Active launches persist despite criticism

Despite the surge in active listings, Campion still expects index ETFs to dominate and attract over 80 per cent of CHESS inflows annually.

Commenting on this trend last month, Stockspot CEO Chris Brycki said: “Most active managers who launch ETFs struggle to attract money. Today there are 50 ETF providers on the ASX, but just 11 of them control 97.5 per cent of the assets. And all but three of those are index-focused.”

According to Brycki, the narrative is clear – the ETF market is dominated by indexed investing and active ETFs are struggling to find an audience.

Speaking to InvestorDaily in April, Marc Jocum, senior product and investment strategist at Global X, explained that fee-conscious Australian investors are increasingly flocking to low-cost index ETFs, leaving active ETFs struggling to gain traction.

“Most active ETFs charge significantly more than index ETFs, and Australian investors are increasingly fee-conscious, with the bulk of ETF flows going into low-fee investments,” Jocum said.

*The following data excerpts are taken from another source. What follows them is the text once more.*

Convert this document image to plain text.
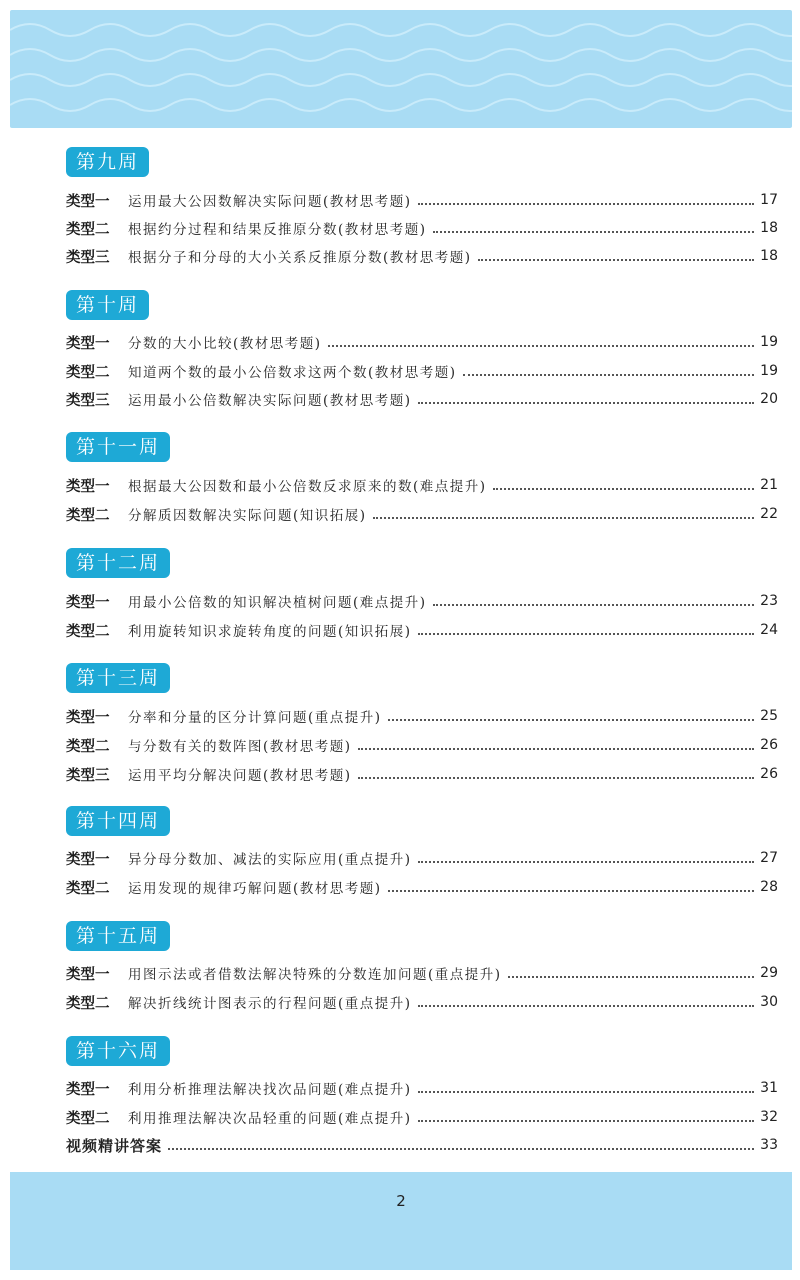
第九周
类型一	运用最大公因数解决实际问题(教材思考题)	17
类型二	根据约分过程和结果反推原分数(教材思考题)	18
类型三	根据分子和分母的大小关系反推原分数(教材思考题)	18
第十周
类型一	分数的大小比较(教材思考题)	19
类型二	知道两个数的最小公倍数求这两个数(教材思考题)	19
类型三	运用最小公倍数解决实际问题(教材思考题)	20
第十一周
类型一	根据最大公因数和最小公倍数反求原来的数(难点提升)	21
类型二	分解质因数解决实际问题(知识拓展)	22
第十二周
类型一	用最小公倍数的知识解决植树问题(难点提升)	23
类型二	利用旋转知识求旋转角度的问题(知识拓展)	24
第十三周
类型一	分率和分量的区分计算问题(重点提升)	25
类型二	与分数有关的数阵图(教材思考题)	26
类型三	运用平均分解决问题(教材思考题)	26
第十四周
类型一	异分母分数加、减法的实际应用(重点提升)	27
类型二	运用发现的规律巧解问题(教材思考题)	28
第十五周
类型一	用图示法或者借数法解决特殊的分数连加问题(重点提升)	29
类型二	解决折线统计图表示的行程问题(重点提升)	30
第十六周
类型一	利用分析推理法解决找次品问题(难点提升)	31
类型二	利用推理法解决次品轻重的问题(难点提升)	32
视频精讲答案	33
2
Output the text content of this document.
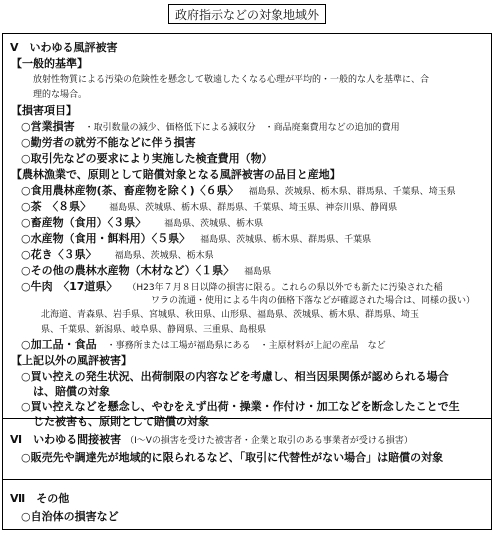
政府指示などの対象地域外
Ⅴ　いわゆる風評被害
【一般的基準】
放射性物質による汚染の危険性を懸念して敬遠したくなる心理が平均的・一般的な人を基準に、合
理的な場合。
【損害項目】
○営業損害 ・取引数量の減少、価格低下による減収分　・商品廃棄費用などの追加的費用
○勤労者の就労不能などに伴う損害
○取引先などの要求により実施した検査費用（物）
【農林漁業で、原則として賠償対象となる風評被害の品目と産地】
○食用農林産物(茶、畜産物を除く)〈６県〉 福島県、茨城県、栃木県、群馬県、千葉県、埼玉県
○茶　〈８県〉 福島県、茨城県、栃木県、群馬県、千葉県、埼玉県、神奈川県、静岡県
○畜産物（食用）〈３県〉 福島県、茨城県、栃木県
○水産物（食用・餌料用）〈５県〉 福島県、茨城県、栃木県、群馬県、千葉県
○花き〈３県〉 福島県、茨城県、栃木県
○その他の農林水産物（木材など）〈１県〉 福島県
○牛肉　〈17道県〉 （H23年７月８日以降の損害に限る。これらの県以外でも新たに汚染された稲
ワラの流通・使用による牛肉の価格下落などが確認された場合は、同様の扱い）
北海道、青森県、岩手県、宮城県、秋田県、山形県、福島県、茨城県、栃木県、群馬県、埼玉
県、千葉県、新潟県、岐阜県、静岡県、三重県、島根県
○加工品・食品 ・事務所または工場が福島県にある　・主原材料が上記の産品　など
【上記以外の風評被害】
○買い控えの発生状況、出荷制限の内容などを考慮し、相当因果関係が認められる場合
は、賠償の対象
○買い控えなどを懸念し、やむをえず出荷・操業・作付け・加工などを断念したことで生
じた被害も、原則として賠償の対象
Ⅵ　いわゆる間接被害 （Ⅰ～Ⅴの損害を受けた被害者・企業と取引のある事業者が受ける損害）
○販売先や調達先が地域的に限られるなど、「取引に代替性がない場合」は賠償の対象
Ⅶ　その他
○自治体の損害など
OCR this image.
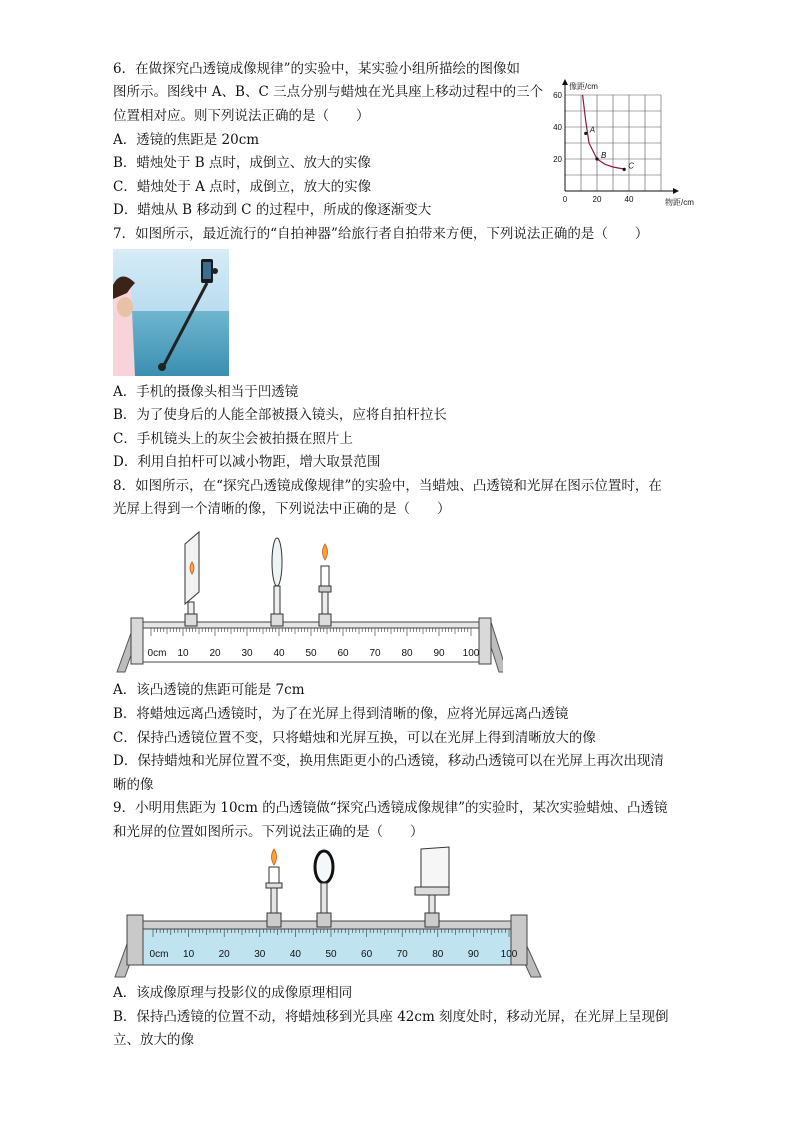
6．在做探究凸透镜成像规律”的实验中，某实验小组所描绘的图像如
图所示。图线中 A、B、C 三点分别与蜡烛在光具座上移动过程中的三个
位置相对应。则下列说法正确的是（　　）
A．透镜的焦距是 20cm
B．蜡烛处于 B 点时，成倒立、放大的实像
C．蜡烛处于 A 点时，成倒立，放大的实像
D．蜡烛从 B 移动到 C 的过程中，所成的像逐渐变大
像距/cm
物距/cm
0	20	40
20
40
60
A
B
C
7．如图所示，最近流行的“自拍神器”给旅行者自拍带来方便，下列说法正确的是（　　）
A．手机的摄像头相当于凹透镜
B．为了使身后的人能全部被摄入镜头，应将自拍杆拉长
C．手机镜头上的灰尘会被拍摄在照片上
D．利用自拍杆可以减小物距，增大取景范围
8．如图所示，在“探究凸透镜成像规律”的实验中，当蜡烛、凸透镜和光屏在图示位置时，在
光屏上得到一个清晰的像，下列说法中正确的是（　　）
0cm 10 20 30 40 50 60 70 80 90 100
A．该凸透镜的焦距可能是 7cm
B．将蜡烛远离凸透镜时，为了在光屏上得到清晰的像，应将光屏远离凸透镜
C．保持凸透镜位置不变，只将蜡烛和光屏互换，可以在光屏上得到清晰放大的像
D．保持蜡烛和光屏位置不变，换用焦距更小的凸透镜，移动凸透镜可以在光屏上再次出现清
晰的像
9．小明用焦距为 10cm 的凸透镜做“探究凸透镜成像规律”的实验时，某次实验蜡烛、凸透镜
和光屏的位置如图所示。下列说法正确的是（　　）
0cm 10 20 30 40 50 60 70 80 90 100
A．该成像原理与投影仪的成像原理相同
B．保持凸透镜的位置不动，将蜡烛移到光具座 42cm 刻度处时，移动光屏，在光屏上呈现倒
立、放大的像
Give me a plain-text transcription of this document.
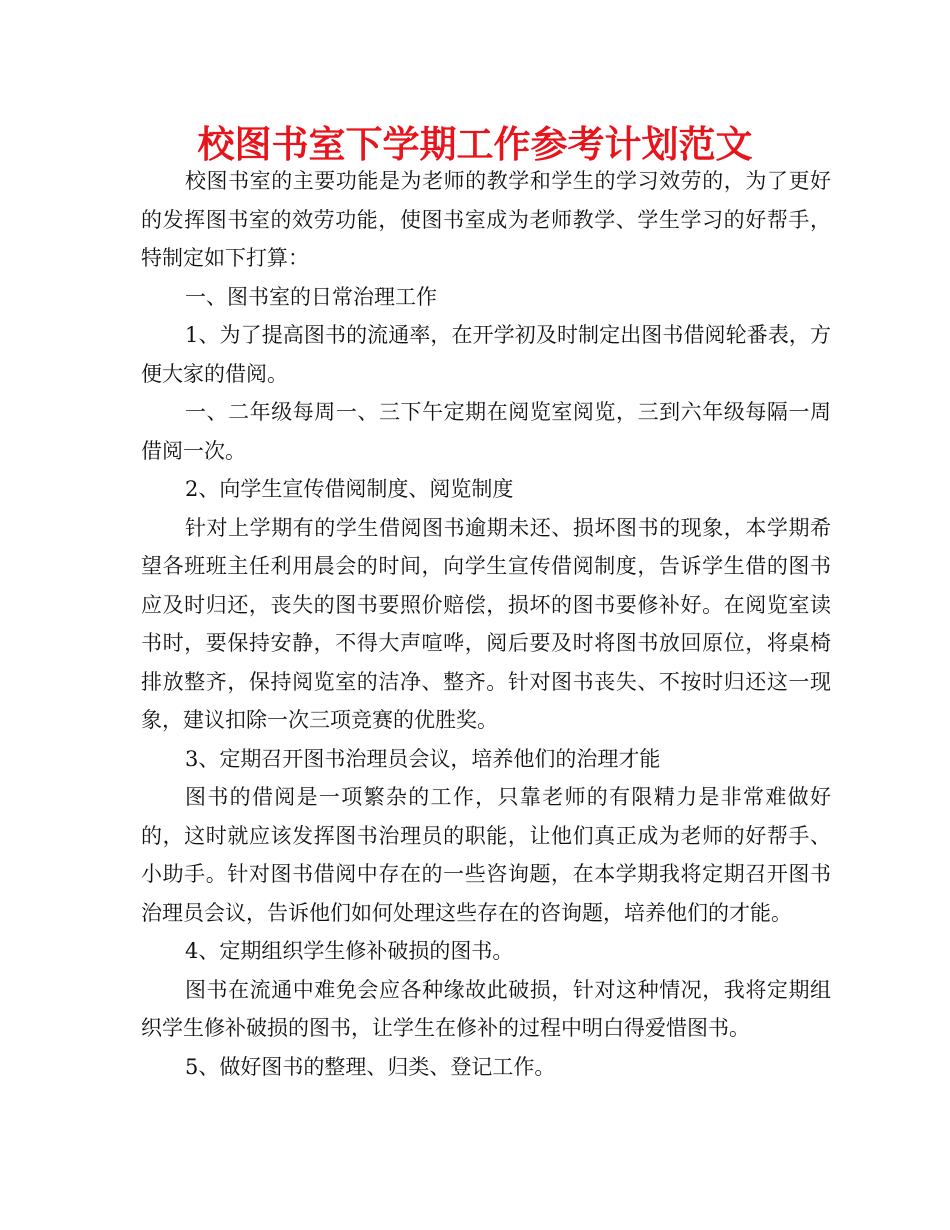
校图书室下学期工作参考计划范文

校图书室的主要功能是为老师的教学和学生的学习效劳的，为了更好的发挥图书室的效劳功能，使图书室成为老师教学、学生学习的好帮手，特制定如下打算：

一、图书室的日常治理工作

1、为了提高图书的流通率，在开学初及时制定出图书借阅轮番表，方便大家的借阅。

一、二年级每周一、三下午定期在阅览室阅览，三到六年级每隔一周借阅一次。

2、向学生宣传借阅制度、阅览制度

针对上学期有的学生借阅图书逾期未还、损坏图书的现象，本学期希望各班班主任利用晨会的时间，向学生宣传借阅制度，告诉学生借的图书应及时归还，丧失的图书要照价赔偿，损坏的图书要修补好。在阅览室读书时，要保持安静，不得大声喧哗，阅后要及时将图书放回原位，将桌椅排放整齐，保持阅览室的洁净、整齐。针对图书丧失、不按时归还这一现象，建议扣除一次三项竞赛的优胜奖。

3、定期召开图书治理员会议，培养他们的治理才能

图书的借阅是一项繁杂的工作，只靠老师的有限精力是非常难做好的，这时就应该发挥图书治理员的职能，让他们真正成为老师的好帮手、小助手。针对图书借阅中存在的一些咨询题，在本学期我将定期召开图书治理员会议，告诉他们如何处理这些存在的咨询题，培养他们的才能。

4、定期组织学生修补破损的图书。

图书在流通中难免会应各种缘故此破损，针对这种情况，我将定期组织学生修补破损的图书，让学生在修补的过程中明白得爱惜图书。

5、做好图书的整理、归类、登记工作。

Meanwhile, Arian Neiron, managing director and CEO of VanEck Asia-Pacific, recently said the surge in active ETFs on the ASX was less a response to investor demand and more a “push strategy” by issuers looking to capitalise on the growing popularity and asset flows into index ETFs.

“One could argue that the hard-won reputation of ETFs, in general, has given active ETFs an advantage they haven’t necessarily earned, as the implication is that they would be superior to passive funds,” Neiron told InvestorDaily last month.